Comment Re:Duh. (Score 1) 235

Ah, I see. I had intended the IPS/DLP example to demonstrate both the fact that it was technically possible to MITM SSL traffic if you have control of the client and the fact that this is actually done in practice. I didn't mean to imply that routine logging was necessarily going on in any particular organisation; I don't expect that it is in most places, at least not intentionally, for all the reasons we've talked about. Apologies if that wasn't clear.

Thanks for the courteous dialogue!!

Likewise.

Comment Re:Duh. (Score 1) 235

You can post credentials as much as you like. I've worked in the industry, and I know who some of the big customers are. (Given your background and the nature of the discussion, I hope you'll take my word for that and understand why I'm not going to post a list similar to yours here.)

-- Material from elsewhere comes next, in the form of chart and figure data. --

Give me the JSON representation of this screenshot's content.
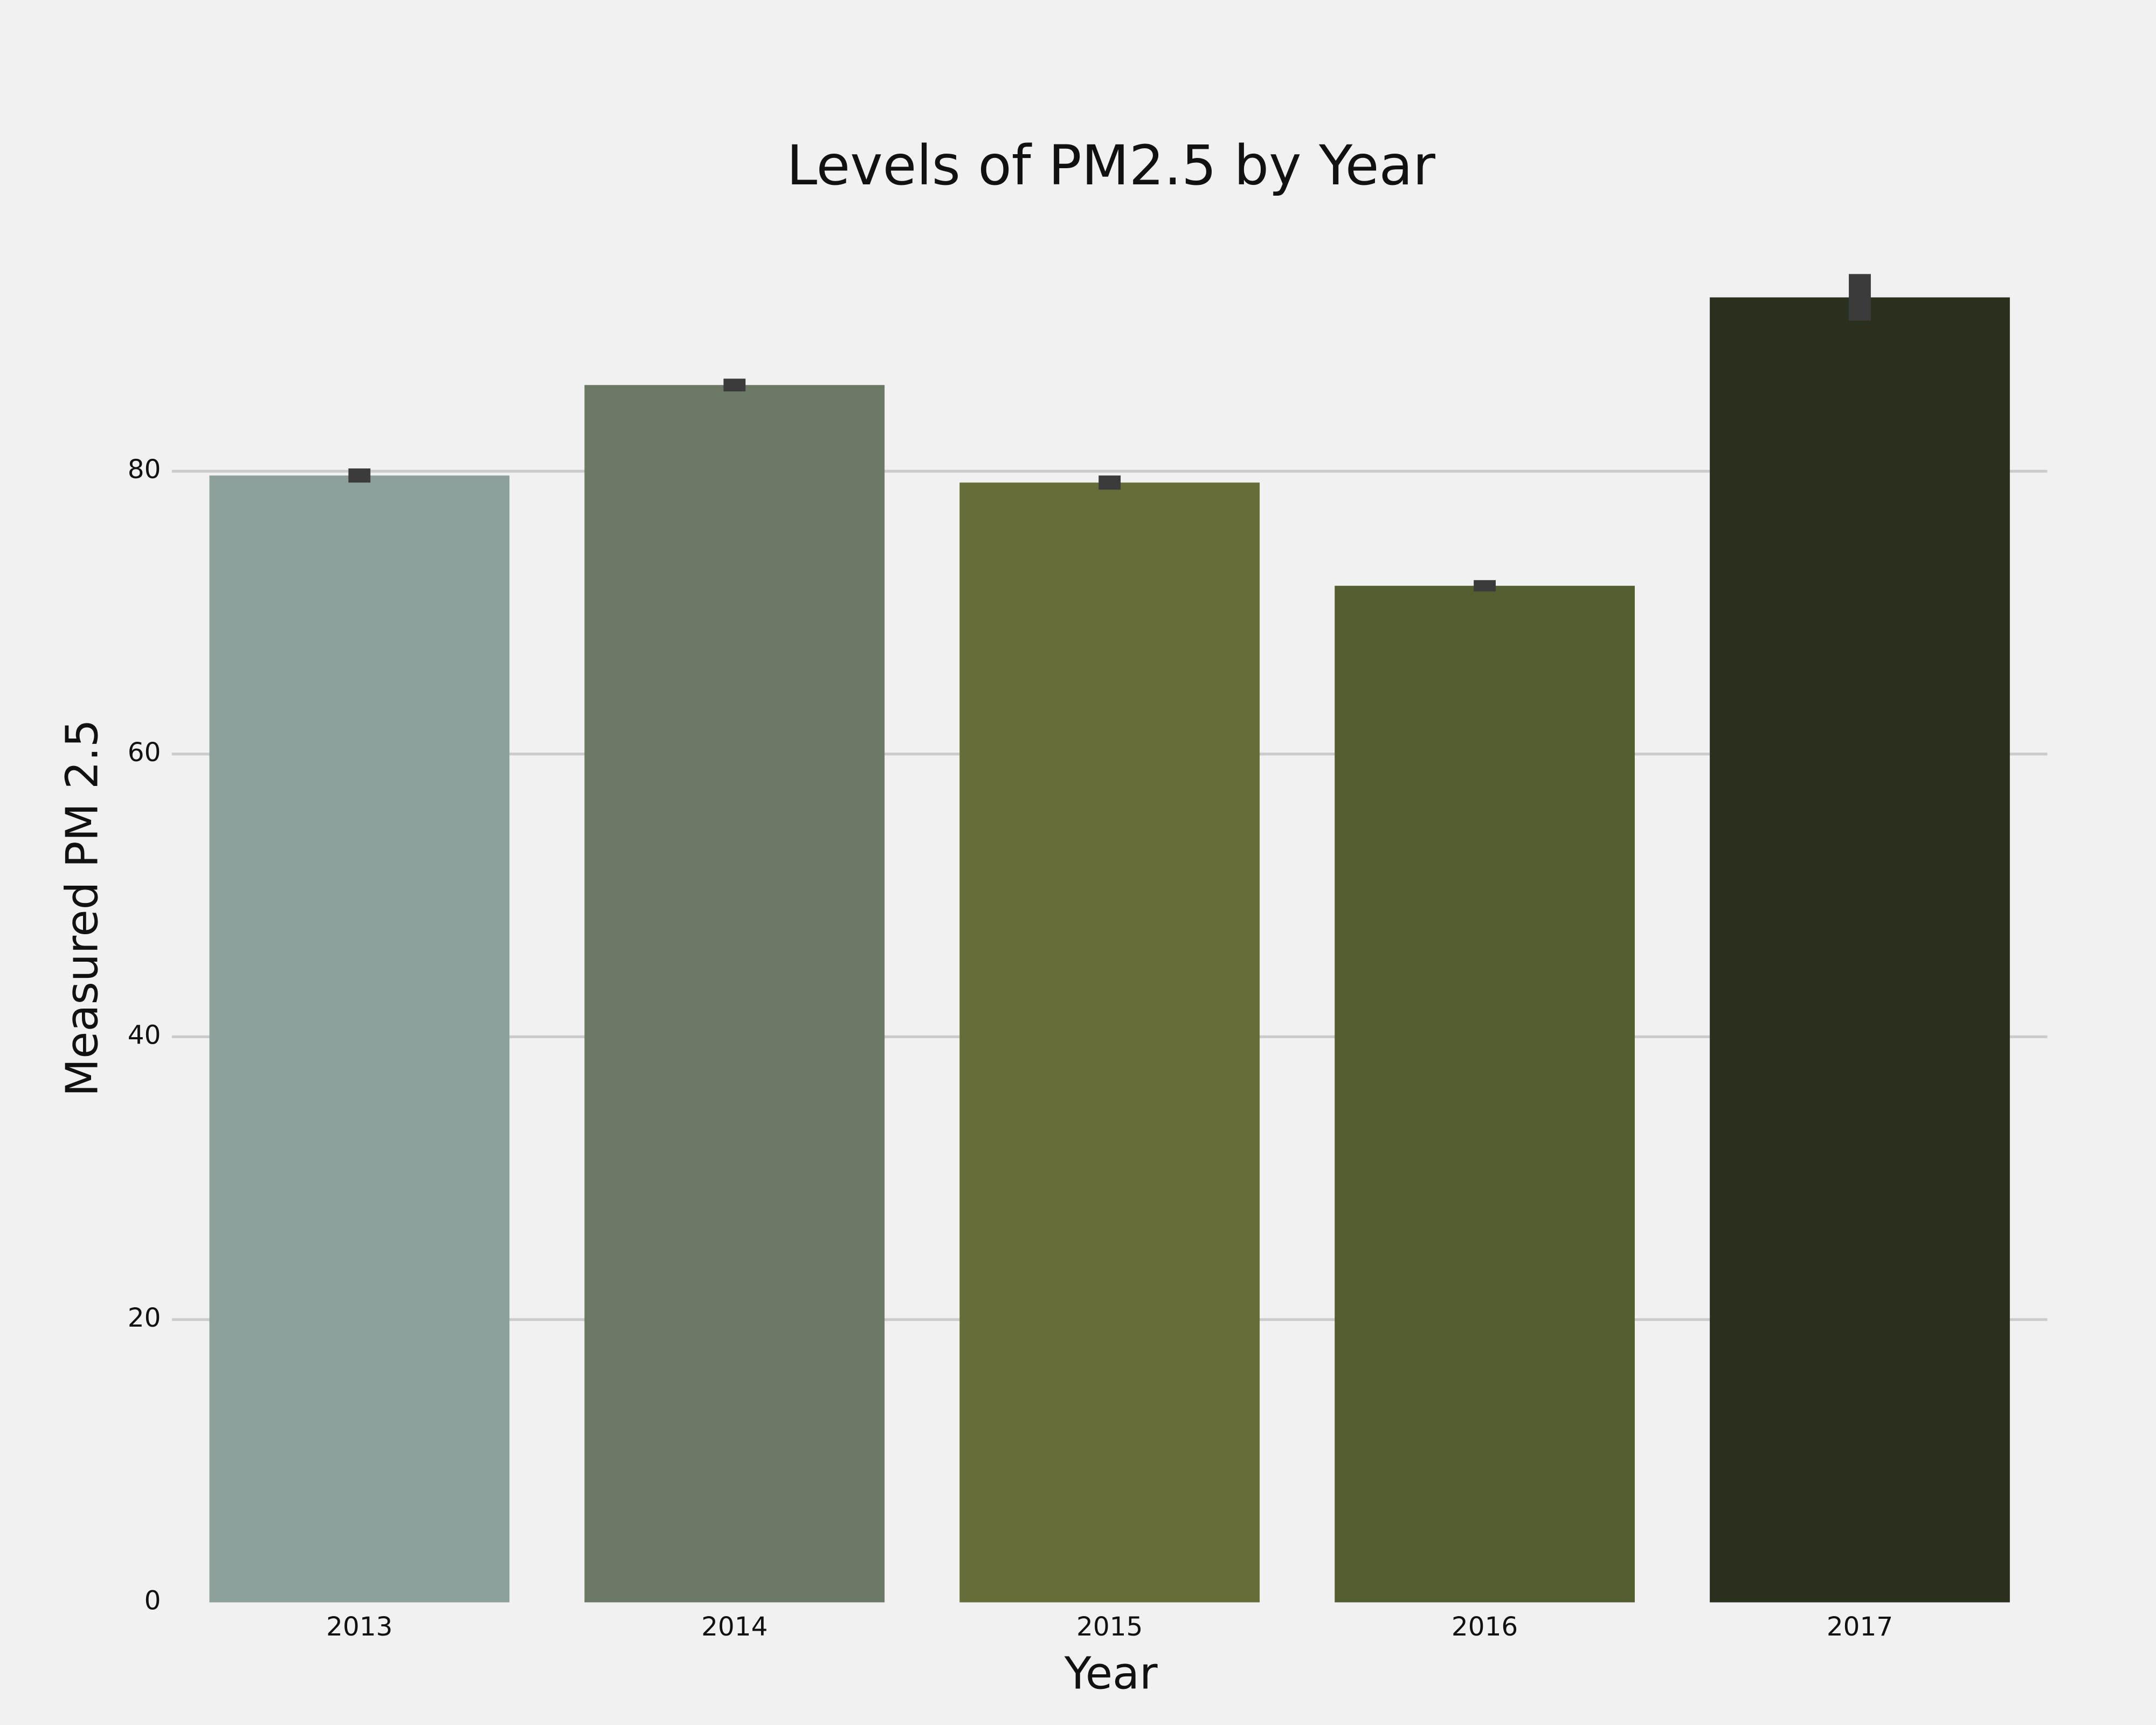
{
  "chart_data": {
    "type": "bar",
    "title": "Levels of PM2.5 by Year",
    "x_label": "Year",
    "y_label": "Measured PM 2.5",
    "categories": [
      "2013",
      "2014",
      "2015",
      "2016",
      "2017"
    ],
    "values": [
      79.7,
      86.1,
      79.2,
      71.9,
      92.3
    ],
    "errors": [
      0.5,
      0.45,
      0.5,
      0.4,
      1.65
    ],
    "colors": [
      "#8da09b",
      "#6b7866",
      "#666d39",
      "#525e30",
      "#29311e"
    ],
    "error_color": "#3b3b3b",
    "ylim": [
      0,
      96
    ],
    "yticks": [
      0,
      20,
      40,
      60,
      80
    ],
    "grid": true
  }
}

I said before but will repeat: your liability concerns are fair and valid. In fact, there is a significant side market in devices that can pick out parts of the network traffic that might be sensitive one way or another and mask out or truncate the unwanted details, and that market is driven in party by exactly the kinds of liability concerns you mentioned.

The fact remains that from a technical point of view, if corporate IT want to log your traffic and if you're working on a company machine and talking over the company network, there are tools available that will do that for them and you would never know it was happening without inside information. Everything else is down to legal issues and how much you trust your employer to behave responsibly.

I get the feeling that we would agree about the fundamental ethics of the situation anyway. This little discussion started when BitZtream argued that a good sysadmin can control "what his company does and doesn't see on company time, company equipment, and company networks". Zero__Kelvin seemed to think SSL would be a barrier to that. It is not.